In this context, customer discovery is the process by which research is done to explore, understand, and structure the key pain points and desired outcomes for your prospects and customers in your target markets. The intent is to understand the needs of each target market as a synthesis of the needs of its prospects and customers through a variety of discovery methods. In the end, it is critical for the product manager to focus on market-based opportunities and not customer one-off unique capabilities. The heroes of discovery are a deep understanding of the customer pain points and desired outcomes. Effective discovery leads to data-driven product planning that can drive prioritization based on the collective voice of the market. A data-driven market perspective will build confidence in the company’s understanding of the market.

The core objective of discovery is to accumulate a detailed understanding of the class of business problems from the perspective of the customer. Customer discovery answers the following questions:

  • What are the key user, manager, and executive roles involved in the business process?
  • What are the key pain points for people who occupy these roles?
  • What outcomes do they desire?
  • What are the relative priorities of these outcomes in terms of importance and current satisfaction with existing methods of accomplishing these outcomes?
  • What product opportunities exist to address and deliver on these outcomes?

There are a number of customer discovery methods that have emerged in the product world. They include the work of Steve Blank on customer discovery, the Jobs To Be Done (JTBD) FrameworkAmazon’s Working Backwards, various approaches to customer interviewing and focus groups, and surveys. The problem is, with the exception of surveys, I have not seen robust automated tools to support the various customer discovery methods. Furthermore, I am not aware of customer discovery platforms that integrate the data gathered from the various customer discovery methods for the purposes of aggregate analysis and insights.

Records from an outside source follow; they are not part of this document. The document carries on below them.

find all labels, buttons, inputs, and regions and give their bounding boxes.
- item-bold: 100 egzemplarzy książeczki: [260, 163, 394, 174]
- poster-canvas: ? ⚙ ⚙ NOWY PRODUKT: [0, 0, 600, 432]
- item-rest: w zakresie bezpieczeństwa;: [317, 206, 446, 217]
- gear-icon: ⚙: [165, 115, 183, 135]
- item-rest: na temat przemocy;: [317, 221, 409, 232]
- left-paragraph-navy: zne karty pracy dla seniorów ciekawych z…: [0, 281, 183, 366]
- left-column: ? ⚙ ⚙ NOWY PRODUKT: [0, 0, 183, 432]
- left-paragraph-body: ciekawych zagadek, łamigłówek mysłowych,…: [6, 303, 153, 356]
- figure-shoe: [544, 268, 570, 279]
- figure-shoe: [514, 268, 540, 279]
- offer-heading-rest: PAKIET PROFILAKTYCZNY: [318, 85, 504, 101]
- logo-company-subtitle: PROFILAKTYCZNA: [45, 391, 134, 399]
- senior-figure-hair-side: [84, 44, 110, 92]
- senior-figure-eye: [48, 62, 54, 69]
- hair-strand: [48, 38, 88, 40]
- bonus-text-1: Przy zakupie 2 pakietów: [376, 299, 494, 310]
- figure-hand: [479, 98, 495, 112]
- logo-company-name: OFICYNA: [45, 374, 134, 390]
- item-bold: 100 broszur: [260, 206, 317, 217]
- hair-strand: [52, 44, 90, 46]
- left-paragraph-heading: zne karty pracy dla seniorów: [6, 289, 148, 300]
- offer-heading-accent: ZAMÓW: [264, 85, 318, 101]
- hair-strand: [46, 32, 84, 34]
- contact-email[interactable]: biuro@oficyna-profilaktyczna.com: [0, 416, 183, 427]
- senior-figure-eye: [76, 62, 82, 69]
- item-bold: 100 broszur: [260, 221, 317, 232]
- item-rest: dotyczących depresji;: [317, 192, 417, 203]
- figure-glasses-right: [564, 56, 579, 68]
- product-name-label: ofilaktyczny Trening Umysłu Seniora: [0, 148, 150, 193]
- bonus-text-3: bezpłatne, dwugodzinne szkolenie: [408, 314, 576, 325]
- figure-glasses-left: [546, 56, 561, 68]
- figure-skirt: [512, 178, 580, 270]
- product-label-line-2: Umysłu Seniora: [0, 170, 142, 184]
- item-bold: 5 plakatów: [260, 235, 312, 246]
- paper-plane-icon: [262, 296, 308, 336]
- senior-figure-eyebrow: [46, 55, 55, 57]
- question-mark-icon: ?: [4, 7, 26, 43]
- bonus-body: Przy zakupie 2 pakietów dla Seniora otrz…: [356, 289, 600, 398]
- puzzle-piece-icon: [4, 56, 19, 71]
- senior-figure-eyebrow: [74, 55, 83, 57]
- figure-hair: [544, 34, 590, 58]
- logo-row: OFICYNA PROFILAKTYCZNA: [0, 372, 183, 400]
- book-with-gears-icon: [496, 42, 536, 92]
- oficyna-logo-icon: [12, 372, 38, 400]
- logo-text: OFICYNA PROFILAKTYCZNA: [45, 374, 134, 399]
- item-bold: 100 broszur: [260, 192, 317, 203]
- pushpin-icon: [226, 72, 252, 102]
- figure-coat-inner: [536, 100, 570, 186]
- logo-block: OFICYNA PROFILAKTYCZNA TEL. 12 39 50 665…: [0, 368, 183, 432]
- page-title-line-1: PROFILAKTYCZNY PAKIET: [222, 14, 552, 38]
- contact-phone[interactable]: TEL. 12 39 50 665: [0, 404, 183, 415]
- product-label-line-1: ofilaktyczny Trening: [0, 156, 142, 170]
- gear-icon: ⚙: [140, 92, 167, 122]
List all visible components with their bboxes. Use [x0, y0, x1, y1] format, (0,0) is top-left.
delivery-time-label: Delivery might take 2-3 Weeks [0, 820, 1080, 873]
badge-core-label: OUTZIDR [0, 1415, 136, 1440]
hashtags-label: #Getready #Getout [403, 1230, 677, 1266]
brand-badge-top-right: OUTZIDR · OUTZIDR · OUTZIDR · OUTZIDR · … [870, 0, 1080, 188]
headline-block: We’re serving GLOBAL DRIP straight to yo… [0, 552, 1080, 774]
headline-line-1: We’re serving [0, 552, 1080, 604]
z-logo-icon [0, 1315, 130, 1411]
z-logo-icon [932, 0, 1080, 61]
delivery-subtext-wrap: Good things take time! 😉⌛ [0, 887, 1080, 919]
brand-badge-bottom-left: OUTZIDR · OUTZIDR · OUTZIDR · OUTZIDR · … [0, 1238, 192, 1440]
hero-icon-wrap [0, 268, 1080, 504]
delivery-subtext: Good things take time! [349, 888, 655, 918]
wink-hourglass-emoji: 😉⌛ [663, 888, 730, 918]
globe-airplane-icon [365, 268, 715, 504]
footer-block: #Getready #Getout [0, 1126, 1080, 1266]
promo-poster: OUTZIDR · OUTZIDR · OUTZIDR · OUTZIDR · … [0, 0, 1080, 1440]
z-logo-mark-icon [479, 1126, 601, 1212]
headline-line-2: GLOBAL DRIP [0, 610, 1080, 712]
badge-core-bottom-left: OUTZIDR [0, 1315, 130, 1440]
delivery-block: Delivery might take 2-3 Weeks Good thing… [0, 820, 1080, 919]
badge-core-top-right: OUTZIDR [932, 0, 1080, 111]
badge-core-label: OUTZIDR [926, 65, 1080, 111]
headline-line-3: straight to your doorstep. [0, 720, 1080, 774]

Key questions to be examined regarding a customer discovery platform include:

  • What is the nature of the workflow required for end-to-end customer discovery?
  • How does problem clarity and risk influence the customer discovery process?
  • What aspects of customer discovery can (and cannot) be automated?
  • What are the leading customer discovery methods and tools, and how might they be integrated into a customer discovery repository?
  • What role could AI/ML play in identifying patterns better than humans?
  • What decisions would you always want to leave in the hands of humans, and how can you support that through technology?

I see the customer discovery platform category as a white space of product opportunity. I would like to know how CPOs and product managers are addressing the need for automated customer discovery support tools and a customer discovery platform.